Aarush Muthukrishnan, a 4-H member from Allegheny County, earned first place in the 13 to 15 age category of the national 4-H AI in Agriculture Challenge.
This competition invites youth to explore how artificial intelligence can address real-world challenges in agriculture. Participants identify an industry problem and design an AI-based solution, applying STEM skills while envisioning a more sustainable agricultural future.
Muthukrishnan’s project, TerraScan, is a low-cost, open-source AI robot that maps soil conditions to help small farmers in Pennsylvania reduce fertilizer use and limit pollution.
In Pennsylvania, more than 28,000 miles of streams are polluted, according to the Pennsylvania Department of Environmental Protection, which lists agriculture as the leading source of pollution from soil and fertilizer runoff.
Pennsylvania state law requires all farms to maintain an Agricultural Erosion and Sediment Control Plan to demonstrate how they prevent soil loss. Creating those plans can be difficult, Muthukrishnan said, because many farmers lack high-resolution soil data.
He added that technology to collect that data exists, but it’s expensive — often costing more than $50,000 — which puts it out of reach for small and medium-sized farms.
TerraScan is designed to close that data gap at a fraction of the cost. A small autonomous robot follows a preplanned route, using low-cost sensors to collect soil pH, moisture and GPS data. An AI model then combines that information with free, low-resolution satellite imagery to generate a high-resolution map of the field. A second AI model analyzes the map and identifies management zones.
“The final product is a simple, color-coded map that shows the farmer exactly where the soil needs fertilizer and, more importantly, where it doesn’t,” Muthukrishnan said.
As a first-place winner, he will receive a $500 cash award.
Muthukrishnan also serves as a State Project Ambassador for STEM with Pennsylvania 4-H, a program of Penn State Extension.
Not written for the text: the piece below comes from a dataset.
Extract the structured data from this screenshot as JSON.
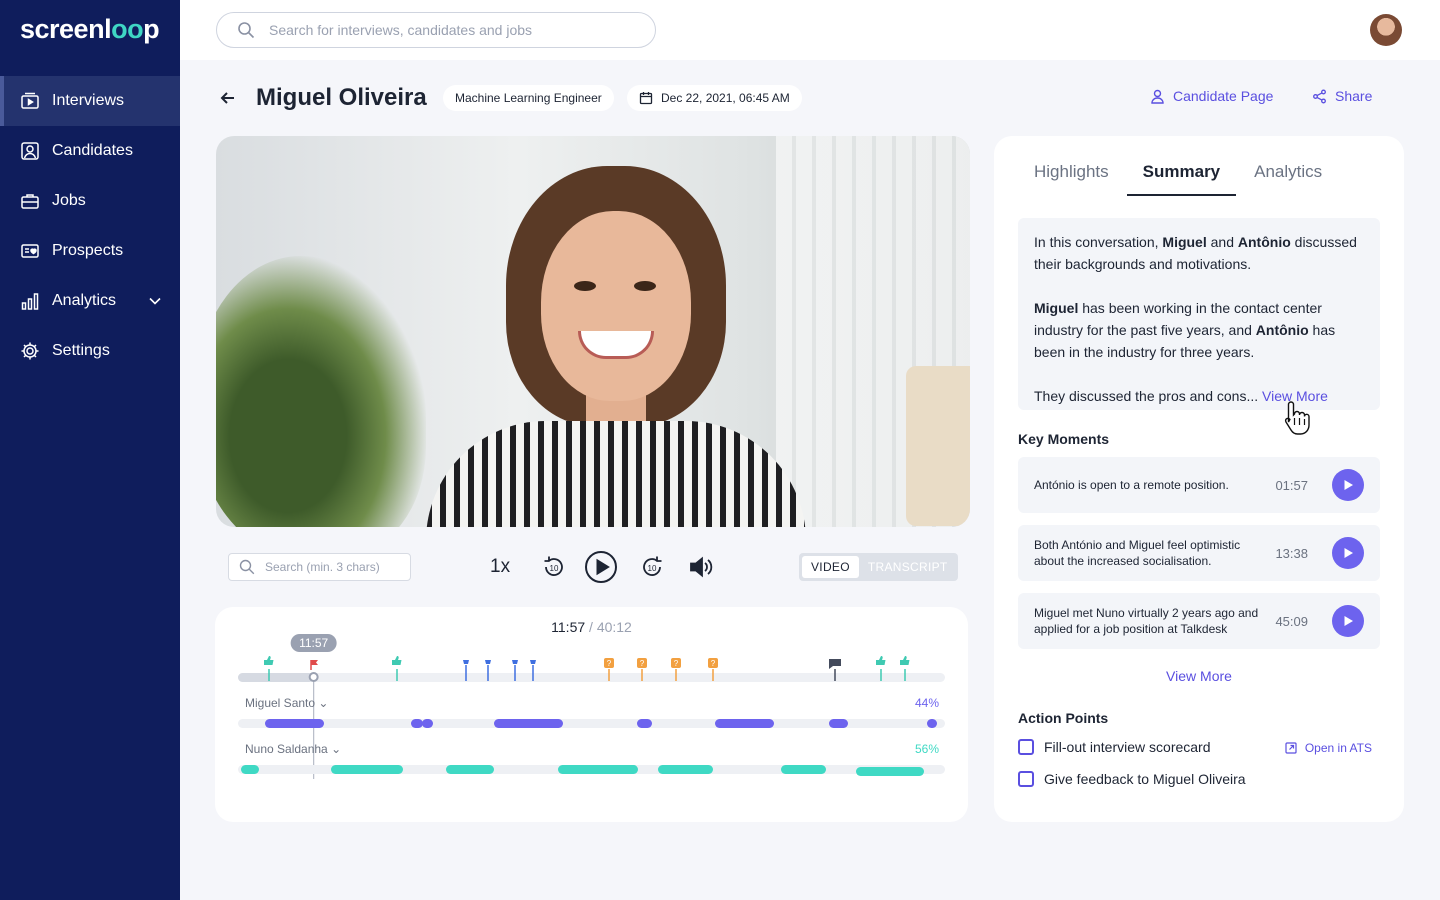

In this leadership role, he provides a youth perspective as 4-H staff develop events, curricula and statewide programming.
In addition, Muthukrishnan serves his community as the founder of the 4-H AI Club and a Breakbeatcode student ambassador. His educational outreach includes organizing robotics camps for underserved youth, guiding peers in prompt engineering, serving as a student expert for AI at the Woodland Hills Multi-District Student Summit, and presenting on STEM innovations to educators at the Global Impact Forum 2025.